Centripetal Acceleration of amusement ride

[hsphysics2]

Homework Statement

An amusement ride with a radius of 4.8m allows riders to experience 4.3g's of centripetal acceleration. What is the frequency of the ride?

Homework Equations

a$_{c}$= 4∏$^{2}$r∫$^{2}$

The Attempt at a Solution

a$_{c}$=4.3
r=4.8m
∫=?


I keep getting a weird answer when I rearrange that equation to solve for ∫, and sub the values in. It might be my algebra

 

[ehild]

What acceleration does 4.3 g mean in m/s² units?

ehild

 

[hsphysics2]

What acceleration does 4.3 g mean in m/s² units?

ehild

I think it's 1g=9.8m/s$^{2}$
therefore 4.3g= 42.14m/s$^{2}$

 

[ehild]

What do you get for the frequency?

ehild

 

[hsphysics2]

What do you get for the frequency?

ehild

I'm getting 0.1465 for the frequency

 

[ehild]

It is not correct.
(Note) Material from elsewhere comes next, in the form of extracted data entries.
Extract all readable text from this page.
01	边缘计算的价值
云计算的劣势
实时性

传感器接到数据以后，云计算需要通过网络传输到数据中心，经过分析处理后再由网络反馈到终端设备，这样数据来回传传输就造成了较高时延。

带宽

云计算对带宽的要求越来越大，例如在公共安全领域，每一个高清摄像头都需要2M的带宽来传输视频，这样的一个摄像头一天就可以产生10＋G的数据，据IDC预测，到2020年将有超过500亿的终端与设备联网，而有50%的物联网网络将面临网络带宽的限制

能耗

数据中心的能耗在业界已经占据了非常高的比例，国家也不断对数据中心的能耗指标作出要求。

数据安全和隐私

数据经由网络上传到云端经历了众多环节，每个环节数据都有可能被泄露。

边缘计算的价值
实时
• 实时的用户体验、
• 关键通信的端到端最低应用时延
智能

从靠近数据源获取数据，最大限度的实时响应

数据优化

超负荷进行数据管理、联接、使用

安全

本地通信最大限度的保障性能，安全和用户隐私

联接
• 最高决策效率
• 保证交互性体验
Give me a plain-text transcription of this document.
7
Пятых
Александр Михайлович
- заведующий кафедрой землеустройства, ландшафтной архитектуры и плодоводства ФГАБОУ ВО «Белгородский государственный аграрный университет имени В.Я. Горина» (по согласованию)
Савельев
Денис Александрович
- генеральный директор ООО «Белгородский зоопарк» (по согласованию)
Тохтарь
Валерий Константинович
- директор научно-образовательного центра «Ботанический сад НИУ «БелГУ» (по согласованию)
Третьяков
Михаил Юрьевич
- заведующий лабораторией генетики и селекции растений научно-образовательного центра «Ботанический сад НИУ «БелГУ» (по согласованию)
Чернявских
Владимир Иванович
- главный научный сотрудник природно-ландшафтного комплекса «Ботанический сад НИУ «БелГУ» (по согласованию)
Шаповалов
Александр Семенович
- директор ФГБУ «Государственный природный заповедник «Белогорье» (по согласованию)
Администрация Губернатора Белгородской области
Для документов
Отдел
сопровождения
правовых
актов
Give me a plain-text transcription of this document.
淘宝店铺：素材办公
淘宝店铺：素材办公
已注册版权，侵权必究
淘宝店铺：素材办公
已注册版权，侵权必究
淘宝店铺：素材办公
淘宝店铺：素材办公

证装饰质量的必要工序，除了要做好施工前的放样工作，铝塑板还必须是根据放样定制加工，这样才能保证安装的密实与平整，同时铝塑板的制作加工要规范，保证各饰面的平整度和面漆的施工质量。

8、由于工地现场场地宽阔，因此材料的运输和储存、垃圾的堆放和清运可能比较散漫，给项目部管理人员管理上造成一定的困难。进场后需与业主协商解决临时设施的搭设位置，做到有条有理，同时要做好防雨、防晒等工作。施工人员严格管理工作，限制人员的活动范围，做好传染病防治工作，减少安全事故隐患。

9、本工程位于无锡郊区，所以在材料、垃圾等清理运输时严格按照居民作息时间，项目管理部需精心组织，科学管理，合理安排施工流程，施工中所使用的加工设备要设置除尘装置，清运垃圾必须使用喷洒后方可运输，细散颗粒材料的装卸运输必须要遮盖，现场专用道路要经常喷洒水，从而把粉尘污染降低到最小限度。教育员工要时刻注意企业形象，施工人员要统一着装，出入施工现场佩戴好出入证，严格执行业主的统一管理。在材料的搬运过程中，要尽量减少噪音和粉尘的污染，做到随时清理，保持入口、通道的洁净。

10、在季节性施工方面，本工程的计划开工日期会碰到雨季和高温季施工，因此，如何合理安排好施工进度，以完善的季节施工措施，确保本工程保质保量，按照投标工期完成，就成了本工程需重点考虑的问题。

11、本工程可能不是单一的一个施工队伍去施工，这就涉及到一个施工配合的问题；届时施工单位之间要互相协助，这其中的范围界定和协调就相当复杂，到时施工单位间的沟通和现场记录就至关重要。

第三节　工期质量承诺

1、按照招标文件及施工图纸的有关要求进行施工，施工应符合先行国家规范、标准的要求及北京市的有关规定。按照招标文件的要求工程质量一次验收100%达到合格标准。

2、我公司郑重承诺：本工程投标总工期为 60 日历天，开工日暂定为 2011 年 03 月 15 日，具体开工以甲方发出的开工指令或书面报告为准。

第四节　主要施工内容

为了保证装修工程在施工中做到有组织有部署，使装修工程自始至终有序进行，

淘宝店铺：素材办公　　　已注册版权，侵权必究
How did you get it? Show your work. ehild

 

[hsphysics2]

It is not correct. How did you get it? Show your work.


ehild

a$_{c}$=4∏$^{2}$r∫$^{2}$
∫$^{2}$=a$_{c}$/4∏$^{2}$r
∫=±√(a$_{c}$/4∏$^{2}$r)
∫=±0.47157


*calculator mixup on the previous answer*

 

[ehild]

You need to use parentheses. a_c/4∏²r means a_c/4 * ∏² * r.
The numerical value is all right, but what is the unit? And give the final result with two significant digits.

ehild

 

[hsphysics2]

I think the unit would be hertz?

a$_{c}$=4∏$^{2}$r∫$^{2}$
∫$^{2}$=a$_{c}$/(4∏$^{2}$r∫$^{2}$)
∫=±√(a$_{c}$/(4∏$^{2}$r∫$^{2}$))
∫=±0.47hz

So it would be 0.47hz?

 

[ehild]

fg

I think the unit would be hertz?

a$_{c}$=4∏$^{2}$r∫$^{2}$
∫$^{2}$=a$_{c}$/(4∏$^{2}$r∫$^{2}$)
∫=±√(a$_{c}$/(4∏$^{2}$r∫$^{2}$))
∫=±0.47hz

So it would be 0.47hz?

∫$^{2}$=a$_{c}$/(4∏$^{2}$r∫$^{2}$)
You kept f² on the right hand side...$$f^2=\frac{a_c}{4\pi^2 r}$$Yes, it is Hz or 1/s.

ehild